Вот по глухому деревенскому погосту с полусгнившими, покосившимися крестами когтистые тени с милицейскими погонами-крыльями за спиной настигают крестящегося на бегу мужика в охотничьих сапогах с раструбами. Над ними, каркая, зависают глазастые, черные птицы. Среди них мелькают лица Саранчина, Штапина, Шкандыбы… Седовласая истерзанная женщина сквозь тесные металлические прутья собачьего ящика вознесла к небу морщинистые длинные руки. Решетка исчезает. На женщину надвигается усатая фигура в кителе. Задыхаясь от смрада, клубящегося над курительной трубкой фигуры, она ограждается от усатого крестным знамением. Человек с песьим лицом набрасывает на нее ременную удавку. Тянет за собой к искрящемуся кострищу. Комлев пугается, закрывает глаза руками и пятится, пятится назад, пока не упирается лопатками в чье-то мягкое, податливое тело. Он оборачивается.
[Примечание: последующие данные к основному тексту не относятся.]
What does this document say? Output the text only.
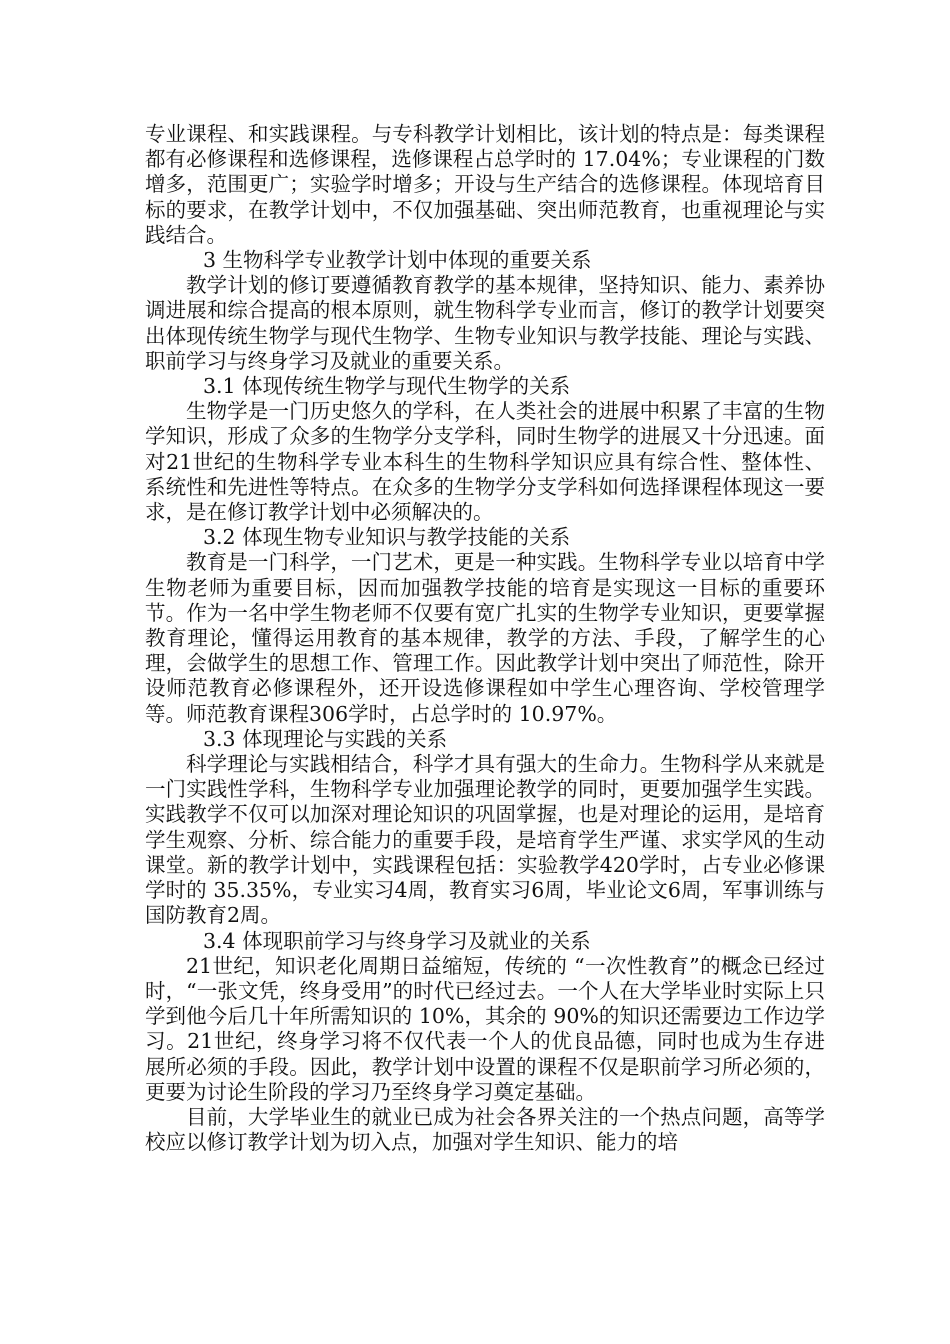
专业课程、和实践课程。与专科教学计划相比，该计划的特点是：每类课程都有必修课程和选修课程，选修课程占总学时的 17.04%；专业课程的门数增多，范围更广；实验学时增多；开设与生产结合的选修课程。体现培育目标的要求，在教学计划中，不仅加强基础、突出师范教育，也重视理论与实践结合。

3 生物科学专业教学计划中体现的重要关系

教学计划的修订要遵循教育教学的基本规律，坚持知识、能力、素养协调进展和综合提高的根本原则，就生物科学专业而言，修订的教学计划要突出体现传统生物学与现代生物学、生物专业知识与教学技能、理论与实践、职前学习与终身学习及就业的重要关系。

3.1 体现传统生物学与现代生物学的关系

生物学是一门历史悠久的学科，在人类社会的进展中积累了丰富的生物学知识，形成了众多的生物学分支学科，同时生物学的进展又十分迅速。面对21世纪的生物科学专业本科生的生物科学知识应具有综合性、整体性、系统性和先进性等特点。在众多的生物学分支学科如何选择课程体现这一要求，是在修订教学计划中必须解决的。

3.2 体现生物专业知识与教学技能的关系

教育是一门科学，一门艺术，更是一种实践。生物科学专业以培育中学生物老师为重要目标，因而加强教学技能的培育是实现这一目标的重要环节。作为一名中学生物老师不仅要有宽广扎实的生物学专业知识，更要掌握教育理论，懂得运用教育的基本规律，教学的方法、手段，了解学生的心理，会做学生的思想工作、管理工作。因此教学计划中突出了师范性，除开设师范教育必修课程外，还开设选修课程如中学生心理咨询、学校管理学等。师范教育课程306学时，占总学时的 10.97%。

3.3 体现理论与实践的关系

科学理论与实践相结合，科学才具有强大的生命力。生物科学从来就是一门实践性学科，生物科学专业加强理论教学的同时，更要加强学生实践。实践教学不仅可以加深对理论知识的巩固掌握，也是对理论的运用，是培育学生观察、分析、综合能力的重要手段，是培育学生严谨、求实学风的生动课堂。新的教学计划中，实践课程包括：实验教学420学时，占专业必修课学时的 35.35%，专业实习4周，教育实习6周，毕业论文6周，军事训练与国防教育2周。

3.4 体现职前学习与终身学习及就业的关系

21世纪，知识老化周期日益缩短，传统的 “一次性教育”的概念已经过时，“一张文凭，终身受用”的时代已经过去。一个人在大学毕业时实际上只学到他今后几十年所需知识的 10%，其余的 90%的知识还需要边工作边学习。21世纪，终身学习将不仅代表一个人的优良品德，同时也成为生存进展所必须的手段。因此，教学计划中设置的课程不仅是职前学习所必须的，更要为讨论生阶段的学习乃至终身学习奠定基础。

目前，大学毕业生的就业已成为社会各界关注的一个热点问题，高等学校应以修订教学计划为切入点，加强对学生知识、能力的培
Перед ним икона Божией Матери с линией надбровный дуг и щек Людмилы Ивановны. Он хочет сделать шаг вперед, но не может. Мешает груда мусора, колеса, стекло, аккумулятор. Мимо острого кустарника пропрыгала кенгуру с нахальной мордой Владлена Ивановича…
Едва забрезжило, проснулся. Встал с тягучей, длинной болью во всем теле. Голова его была, словно чугунная. С этой непроходящей тяжестью он и появился на службе.
Архаров протянул ему журнал:
— Распишись. Ты сегодня дежурный следователь. Шкандыба удружил. Прямо на Новый год.
Комлев молча чиркнул против своей фамилии. С вымученной улыбкой сказал:.
— Без меня разве смогли бы обойтись.
Зазвонил телефон.
— Ну вот и первая весточка. На кражу поедешь. Это тебя одна бабусенция так поздравила.
Нехотя покидал себе в портфель чистые бланки постановлений, протоколов, объяснений. Понуро направился к выходу.
— Ты сегодня помятый какой-то, — встретил его у машины Дубняш. — А день предстоит муторный. Под праздник прет всякая мелкотня. Только и успевай отбиваться… А ты у нас въедливый. Давай уж лучше я на себя все возьму. Для общей пользы. Договорились?
— Хорошо, Василий Иванович, — сказал Комлев, одергивая на себе шинель.
— От Петьки и слышу.
Машина запетляла по людным улицам. Город жил своей полнокровной, праздничной жизнью. Кто тащил по тротуару елку, кто спешил в ближайший магазин за бутылкой шампанского, а кто и просто прогуливался от нечего делать. Чаще всего это были закоренелые холостяки.